L’Udinese continua a sorprendere, anche se ormai lo stupore di fronte ai risultati della squadra friulana è quasi immotivato. Non dovrebbe più far scalpore, perchè l’Udinese sono ormai anni che mantiene posizioni di vertice, incanta con un bel gioco, è fra le più allineate al fair play finanziario e scopre talenti sempre nuovi.
Quindi farsi stupire dall’orchestra di Guidolin è fuori luogo, quasi un’offesa: possono cambiare alcuni interpreti, ma la sostanza è sui campi, sui tabellini: il calcio dei bianconeri propone freschezza, dinamicità ed equilibrio. Quello che ha sede ad Udine è forse uno dei modelli societari più riusciti d’Europa. Qualcuno potrà obiettare che non si vince però in Friuli, ed è finora vero. Ma almeno chi tifa Udinese non perderà mai il senso dello sport, del divertimento, quel furore che a volte in altre piazze più soffocanti e ambiziose si tramuta in sentimenti che rischiano di affogare le squadre.
Come squadra non rappresenta più un’incognita ma una certezza, è in A ininterrottamente dal 1994 e sfido chiunque a dire che a Udine si lotta per salvarsi; bugia, perchè la salvezza lì la garantiscono gli introiti economici sapientemente gestiti dallo staff del presidente Pozzo, le idee e il calcio spensierato. Negli ultimi anni ad Udine si è spesso respirata aria di Europa, Champion’s League o Europa League, comunque risultati importanti.

E questo campionato non sembra essere meno soddisfacente per i ragazzi di Guidolin, che ha giurato di voler chiudere in Friuli la carriera. Secondo posto meritato, una sola sconfitta al San Paolo contro il Napoli che ci può stare, imbattuta in casa con la porta ancora inviolata, l’ennesimo anno di Antonio Di Natale ai vertici della classifica marcatori.
Nessuno può garantire che i friulani rimangano dove sono anche al termine delle stagione, di certo disputeranno l’ennesimo campionato di spessore, divertendo il pubblico e i critici, dimostrandosi superiori a squadre allestite per piazzamenti importanti. Ma dov’è la magia, in molti se lo chiedono. Nella serenità che lascia la città alla squadra, perchè una piazza come Udine può solo far bene, non causa stress ai giocatori, li lascia a esistenze normali nel quotidiano rispetto a Roma, Napoli o Milano. E l’organizzazione del lavoro, progetti che hanno delle basi, non preparati in due minuti. Gli allenatori innanzitutto: Spalletti ha lavorato molto bene dal 2002 al 2005, poi i tempi di Marino e oggi la gestione di Guidolin. L’attenzione al settore giovanile, alle politiche di valutazione dei giocatori e le plusvalenze economiche danno sicurezza; e la scelta dei talenti da inserire in squadra. Negli ultimi anni i Pozzo hanno venduto in mezza Europa a suon di milioni, comprando a pochi euro, ottimi giocatori (Sanchez, Inler, Pepe, Zapata ma potremmo andare indietro per molto ancora).
Fossi il presidente di una big, oltre a cercare i giovani che qui approdano, cercherei di prendere chi nel settore di scouting dell’Udinese lavora, investire su persone di sicura competenza. E studiare come l’Udinese è solita muoversi.

Questa giornata, con l’ennesima prova brillante in casa contro il Palermo, offre un’ennesima garanzia: disciplina tattica e bel gioco. Asamoah a centrocampo è una certezza, così come Handanovic in porta, e gli ultimi arrivati, da Benatia ad Armero, appaiono tutti integrati nei moduli.
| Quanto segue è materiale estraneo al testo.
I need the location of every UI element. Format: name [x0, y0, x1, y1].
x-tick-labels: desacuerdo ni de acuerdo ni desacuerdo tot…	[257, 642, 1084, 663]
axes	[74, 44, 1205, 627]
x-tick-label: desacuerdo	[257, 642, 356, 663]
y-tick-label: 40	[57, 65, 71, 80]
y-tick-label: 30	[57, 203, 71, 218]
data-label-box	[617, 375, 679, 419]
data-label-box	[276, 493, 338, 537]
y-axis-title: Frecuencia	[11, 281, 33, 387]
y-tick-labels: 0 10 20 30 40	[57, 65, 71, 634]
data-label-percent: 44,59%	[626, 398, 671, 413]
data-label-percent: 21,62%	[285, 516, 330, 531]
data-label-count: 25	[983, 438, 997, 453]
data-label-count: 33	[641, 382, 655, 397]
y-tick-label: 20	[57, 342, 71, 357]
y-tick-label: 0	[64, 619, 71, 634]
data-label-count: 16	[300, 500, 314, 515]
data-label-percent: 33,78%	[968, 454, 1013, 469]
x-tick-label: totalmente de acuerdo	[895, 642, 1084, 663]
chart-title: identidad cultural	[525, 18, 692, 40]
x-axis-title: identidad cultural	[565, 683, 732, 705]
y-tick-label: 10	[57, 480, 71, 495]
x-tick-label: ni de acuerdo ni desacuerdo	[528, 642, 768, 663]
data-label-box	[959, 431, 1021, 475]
Certo bisogna riconoscere che la vera arma in più negli ultimi anni è apparso il furetto-capitano dell’Udinese, quel Totò Di Natale capace di stupire tutti con gli ultimi due campionati da capocannoniere, rispettivamente con 29 e 28 centri. Chissà che non ci delizi ancora quest’anno, visto che al momento è di nuovo solo in vetta a 7 reti. Senza contare le giocate mai inutili, i passaggi smarcanti, gli assist per i compagni, la saggezza tattica e il piacere di vederlo giocare. Si sta consacrando come attaccante completo a 33 anni, dopo anni comunque di buone prestazioni. Forse per la Nazionale è tardi, con i progetti giovani di Prandelli, ma per il bel gioco il tempo non finisce mai. Sarà un caso che l’unica partita persa dall’Udinese in campionato vedeva l’assenza in campo del suo capitano, ma quanto sia fondamentale un giocatore del genere in questa squadra lo si capisce dai numeri.